How can we reconcile Hong Kong’s system, where the courts (including non-Chinese judges) can and do push the government around at the behest of common citizens, with the Mainland’s one-party state, where a small group of unaccountable black hair-dye users has total control of executive, legislative and judicial functions, not to mention the press, schools, charities, churches and much more? Constitutionally, there are linkages that guarantee the dominance of ‘One Country’ over the Hong Kong part of the ‘Two Systems’. The Central People’s Government can kick out the Chief Executive; it has a veto in the Legislative Council through obedient functional constituency representatives; it can overrule our courts through the ‘interpretation’ mechanism whereby a puppet National People’s Congress committee can change the meaning of the Basic Law. The barristers themselves concede this when their resounding defence of judicial independence in Hong Kong ends on a slightly limp note about how the mechanism should be used sparingly.

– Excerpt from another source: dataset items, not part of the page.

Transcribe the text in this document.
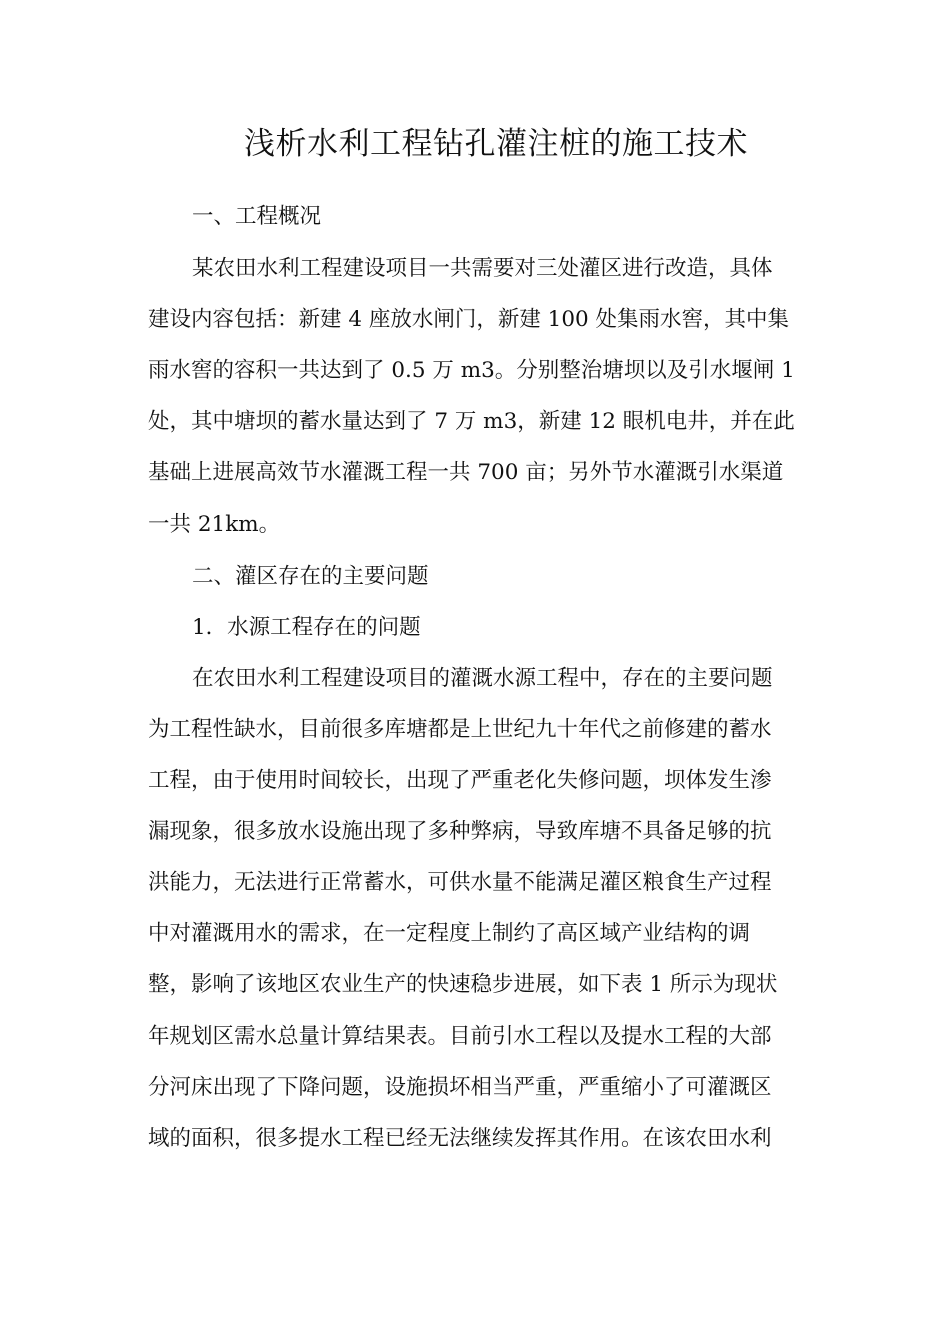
浅析水利工程钻孔灌注桩的施工技术
一、工程概况
某农田水利工程建设项目一共需要对三处灌区进行改造，具体
建设内容包括：新建 4 座放水闸门，新建 100 处集雨水窖，其中集
雨水窖的容积一共达到了 0.5 万 m3。分别整治塘坝以及引水堰闸 1
处，其中塘坝的蓄水量达到了 7 万 m3，新建 12 眼机电井，并在此
基础上进展高效节水灌溉工程一共 700 亩；另外节水灌溉引水渠道
一共 21km。
二、灌区存在的主要问题
1．水源工程存在的问题
在农田水利工程建设项目的灌溉水源工程中，存在的主要问题
为工程性缺水，目前很多库塘都是上世纪九十年代之前修建的蓄水
工程，由于使用时间较长，出现了严重老化失修问题，坝体发生渗
漏现象，很多放水设施出现了多种弊病，导致库塘不具备足够的抗
洪能力，无法进行正常蓄水，可供水量不能满足灌区粮食生产过程
中对灌溉用水的需求，在一定程度上制约了高区域产业结构的调
整，影响了该地区农业生产的快速稳步进展，如下表 1 所示为现状
年规划区需水总量计算结果表。目前引水工程以及提水工程的大部
分河床出现了下降问题，设施损坏相当严重，严重缩小了可灌溉区
域的面积，很多提水工程已经无法继续发挥其作用。在该农田水利
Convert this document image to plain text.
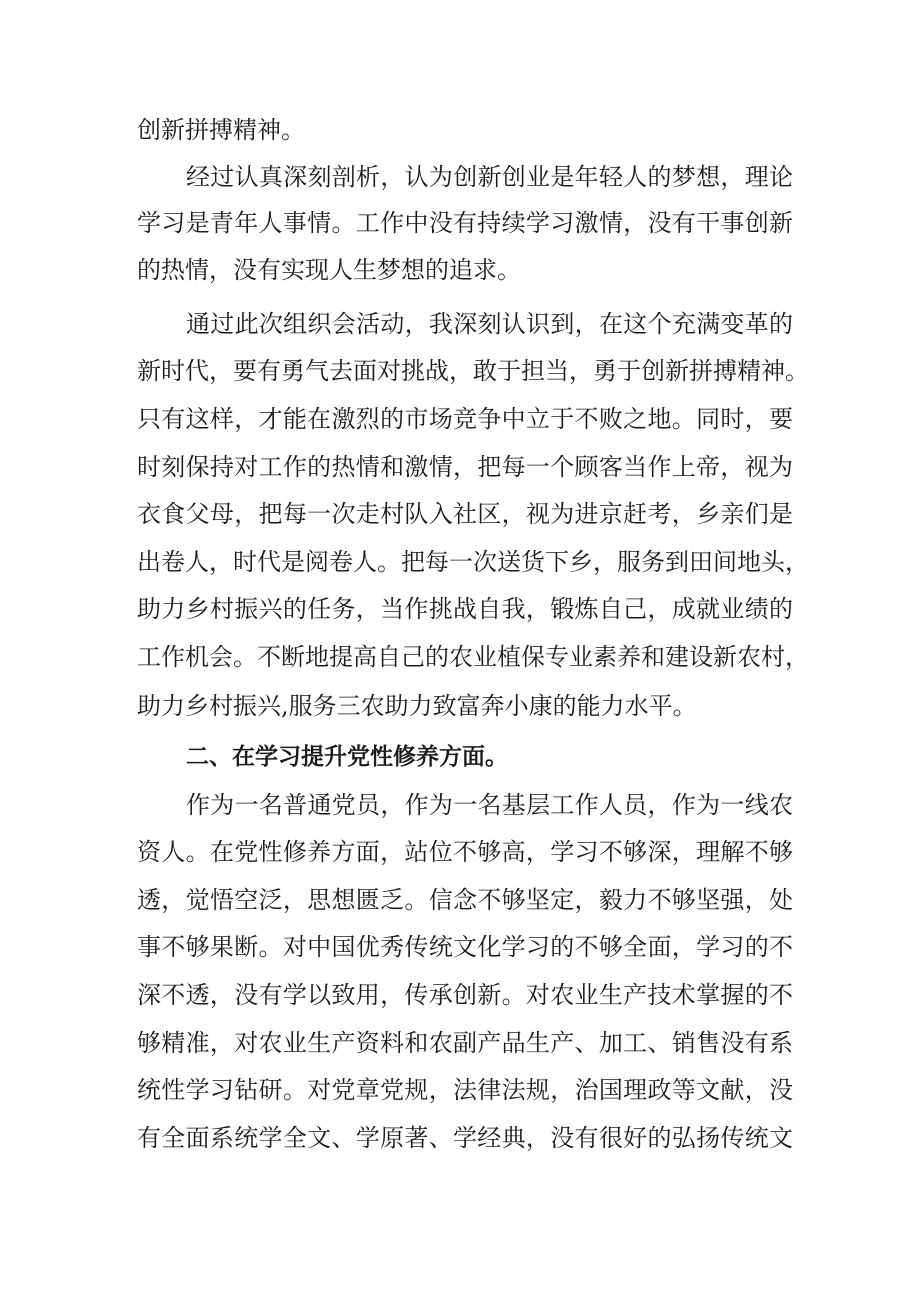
创新拼搏精神。
经过认真深刻剖析，认为创新创业是年轻人的梦想，理论
学习是青年人事情。工作中没有持续学习激情，没有干事创新
的热情，没有实现人生梦想的追求。
通过此次组织会活动，我深刻认识到，在这个充满变革的
新时代，要有勇气去面对挑战，敢于担当，勇于创新拼搏精神。
只有这样，才能在激烈的市场竞争中立于不败之地。同时，要
时刻保持对工作的热情和激情，把每一个顾客当作上帝，视为
衣食父母，把每一次走村队入社区，视为进京赶考，乡亲们是
出卷人，时代是阅卷人。把每一次送货下乡，服务到田间地头，
助力乡村振兴的任务，当作挑战自我，锻炼自己，成就业绩的
工作机会。不断地提高自己的农业植保专业素养和建设新农村，
助力乡村振兴,服务三农助力致富奔小康的能力水平。
二、在学习提升党性修养方面。
作为一名普通党员，作为一名基层工作人员，作为一线农
资人。在党性修养方面，站位不够高，学习不够深，理解不够
透，觉悟空泛，思想匮乏。信念不够坚定，毅力不够坚强，处
事不够果断。对中国优秀传统文化学习的不够全面，学习的不
深不透，没有学以致用，传承创新。对农业生产技术掌握的不
够精准，对农业生产资料和农副产品生产、加工、销售没有系
统性学习钻研。对党章党规，法律法规，治国理政等文献，没
有全面系统学全文、学原著、学经典，没有很好的弘扬传统文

To answer the question: we can’t reconcile it. We want to be the place where financiers and investors come because contracts are enforceable and we have a free flow of information, and yet, sooner than a senior official can say ‘we shall be an arbitration hub’, Beijing can actually switch it off. It’s a sort of dual state, like Schrodinger’s cat: so long as you don’t look in the box, Hong Kong’s freedom can be alive. Perhaps it helps if you were raised in the Roman Catholic faith and were accustomed to going around pretending the Holy Trinity makes sense. Otherwise, maybe it’s just best not to think about it.

Although we think it’s all about Hong Kong…

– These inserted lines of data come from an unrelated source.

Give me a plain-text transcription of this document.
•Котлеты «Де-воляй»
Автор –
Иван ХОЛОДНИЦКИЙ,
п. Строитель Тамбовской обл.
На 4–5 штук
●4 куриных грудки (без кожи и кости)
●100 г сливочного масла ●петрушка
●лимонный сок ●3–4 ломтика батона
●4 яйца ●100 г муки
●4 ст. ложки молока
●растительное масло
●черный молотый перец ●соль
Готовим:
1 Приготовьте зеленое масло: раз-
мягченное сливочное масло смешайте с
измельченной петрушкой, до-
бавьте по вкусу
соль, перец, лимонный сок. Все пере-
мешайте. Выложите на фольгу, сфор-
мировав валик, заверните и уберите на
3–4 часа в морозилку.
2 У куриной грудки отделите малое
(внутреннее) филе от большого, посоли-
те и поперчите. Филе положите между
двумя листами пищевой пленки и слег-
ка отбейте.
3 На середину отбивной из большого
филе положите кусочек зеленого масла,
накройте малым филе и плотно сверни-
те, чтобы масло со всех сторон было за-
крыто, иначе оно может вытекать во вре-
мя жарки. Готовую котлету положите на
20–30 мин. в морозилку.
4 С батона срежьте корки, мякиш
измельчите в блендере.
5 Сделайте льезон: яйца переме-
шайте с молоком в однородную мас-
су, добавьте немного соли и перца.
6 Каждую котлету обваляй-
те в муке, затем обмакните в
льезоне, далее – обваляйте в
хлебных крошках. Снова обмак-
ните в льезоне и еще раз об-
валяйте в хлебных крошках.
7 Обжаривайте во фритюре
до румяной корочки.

…Beijing’s white paper is also aimed at international audiences, which is why it appeared in seven languages. The intention (as Lau Nai-keung suggests) seems to be to correct misleading impressions the overseas media have formed and spread as a result of over-exposure to Hong Kong’s pro-democracy milieu (and partly because of the publicity-shy and un-cosmopolitan nature of local apologists for the Communist Party cause). Hence the document’s laborious history of China’s longstanding support for Hong Kong through thick and thin. Obviously this is highly selective. For example…

In the early 1960s, Hong Kong people were sending food parcels to family on the Mainland; to the extent China supplied Hong Kong with food at the time, it was to raise hard currency and pretend its own people weren’t starving. As for the ‘first pass yield’, I had to look it up. It means ‘quality’. In other words: ‘the amount of foodstuffs the Mainland sends to Hong Kong that does not poison consumers has maintained at a fairly high level’, which I guess is more or less about right, overall.